A Symphony of Flavors
This dish is elevated by the combination of crunchy greens, juicy peaches, creamy cheese, salty ham, and succulent lobster. The result is a flavor profile that’s nothing short of extraordinary.
Prep Time: 2 Hours, Cook Time: 1 Hour
Before you begin, order your lobster in advance and grab the remaining ingredients when you pick it up. Here’s what you’ll need:
- 10-pound lobster, steamed, shelled, and sliced into steaks (allow 2 per person)
- 1 pound mixed greens
- 3 ripe peaches, pitted and hand-torn in quarters
- 3 balls of Buffalo Mozzarella, hand-torn in quarters
- 12 slices of Prosciutto
- Hunk of Parmesan Cheese
- Bunch of Fresh Basil or Tarragon, chopped
- 4 Lemons, Juiced
- 2/3 Cup Olive Oil
- 2 Tbsp. Dijon Mustard
- 1 tsp Kosher Salt (or to taste)
- 2 tsp Fresh Ground Black Pepper (or to taste)
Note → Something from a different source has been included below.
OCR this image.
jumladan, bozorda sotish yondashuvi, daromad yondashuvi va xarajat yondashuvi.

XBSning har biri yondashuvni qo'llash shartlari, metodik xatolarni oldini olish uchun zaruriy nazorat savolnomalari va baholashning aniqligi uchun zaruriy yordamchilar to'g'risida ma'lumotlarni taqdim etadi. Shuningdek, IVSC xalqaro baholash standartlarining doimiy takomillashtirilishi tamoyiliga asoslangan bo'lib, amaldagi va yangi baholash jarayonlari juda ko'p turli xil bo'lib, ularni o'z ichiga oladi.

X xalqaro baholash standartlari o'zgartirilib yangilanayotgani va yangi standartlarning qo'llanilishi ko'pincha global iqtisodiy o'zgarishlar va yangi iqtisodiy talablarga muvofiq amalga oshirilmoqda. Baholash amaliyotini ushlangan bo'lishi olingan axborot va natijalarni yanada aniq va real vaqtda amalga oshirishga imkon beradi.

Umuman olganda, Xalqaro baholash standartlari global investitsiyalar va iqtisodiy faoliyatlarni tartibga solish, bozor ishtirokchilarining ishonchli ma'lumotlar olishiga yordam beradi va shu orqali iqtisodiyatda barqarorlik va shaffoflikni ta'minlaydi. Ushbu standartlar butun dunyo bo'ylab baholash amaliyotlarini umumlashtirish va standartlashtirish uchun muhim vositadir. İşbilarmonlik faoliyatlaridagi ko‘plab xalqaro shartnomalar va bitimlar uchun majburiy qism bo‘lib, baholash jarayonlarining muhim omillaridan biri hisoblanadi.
- 1 Baguette – French Bread, Hand Torn into large chunks
Assembling the Masterpiece
Whisk together the dressing ingredients: lemon juice, olive oil, Dijon mustard, salt, and pepper. Cover a large platter with a bed of mixed greens, then arrange the torn peaches, mozzarella, prosciutto, and lobster steaks evenly over the top. Drizzle the dressing over the entire dish, shave Parmesan cheese over the top, and sprinkle with fresh herbs. Place the platter in the center of the table and serve with a basket of crusty bread and a glass of buttery Chardonnay.